Highlight it at a meeting. (Up the ante by creating a memorable physical totem or symbol of this victory, one that you can pass on to the next person to celebrate the next victory.)
Stand up and gather everyone’s attention in the office for a standing ovation (or bow down to the excellence that your team member showed – literally!)
You get the idea – reinforce key behaviors that you want other people to internalize.
3. Look for small stories that symbolize deeper meaning.
You don’t need to only highlight victories. Instead, also look for small occurrences in the company that symbolize deeper values you want the company to absorb.

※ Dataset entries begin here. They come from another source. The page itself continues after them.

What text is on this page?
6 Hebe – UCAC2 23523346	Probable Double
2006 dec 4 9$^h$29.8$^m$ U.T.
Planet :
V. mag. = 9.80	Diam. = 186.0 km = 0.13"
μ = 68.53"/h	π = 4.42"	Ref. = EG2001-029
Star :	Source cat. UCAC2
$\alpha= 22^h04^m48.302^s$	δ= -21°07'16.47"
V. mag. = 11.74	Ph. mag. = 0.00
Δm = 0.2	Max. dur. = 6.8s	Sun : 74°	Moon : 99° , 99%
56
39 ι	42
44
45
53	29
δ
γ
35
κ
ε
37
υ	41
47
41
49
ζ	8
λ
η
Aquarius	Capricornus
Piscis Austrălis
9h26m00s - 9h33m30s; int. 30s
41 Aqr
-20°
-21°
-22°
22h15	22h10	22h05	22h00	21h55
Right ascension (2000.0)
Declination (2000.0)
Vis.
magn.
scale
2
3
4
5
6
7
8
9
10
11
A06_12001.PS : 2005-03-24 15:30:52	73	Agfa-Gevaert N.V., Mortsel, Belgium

For example, if you want to build a culture wherein your team goes above and beyond to meet deadlines and keep its commitments, and you see that Susan stayed late on Wednesday and Thursday nights to make sure she hit a key deadline that Friday, then make sure you publically applaud and thank her for it.
This is how culture gets built and transmitted – through small behaviors that you highlight and retell.
4. Role model the behavior you want your team to internalize. If you aren’t consistent with what you’re asking them to do, they’ll spot it in an instant and you’ll lose all credibility.
5. Use tough, emotional moments as examples of how serious your company is to live its goals and priorities. A tough decision in alignment with your company values and priorities will have more impact on your real culture than any dozen “easy” moves you make.
6. Start from the point of recruitment – bring your values and culture front and center into your hiring, selection, and orientation of new team members.
Build into your hiring process checks for personality and values fit with your company’s. Make sure that when you bring on a new hire that explaining the company values isn’t just a 10 minute talk, but it is something you share by having multiple people share stories and experiences to make those values and the culture real.
7. Accept that for most companies, building culture is a long, slow process of applying gentle pressure – relentlessly. Stay the course.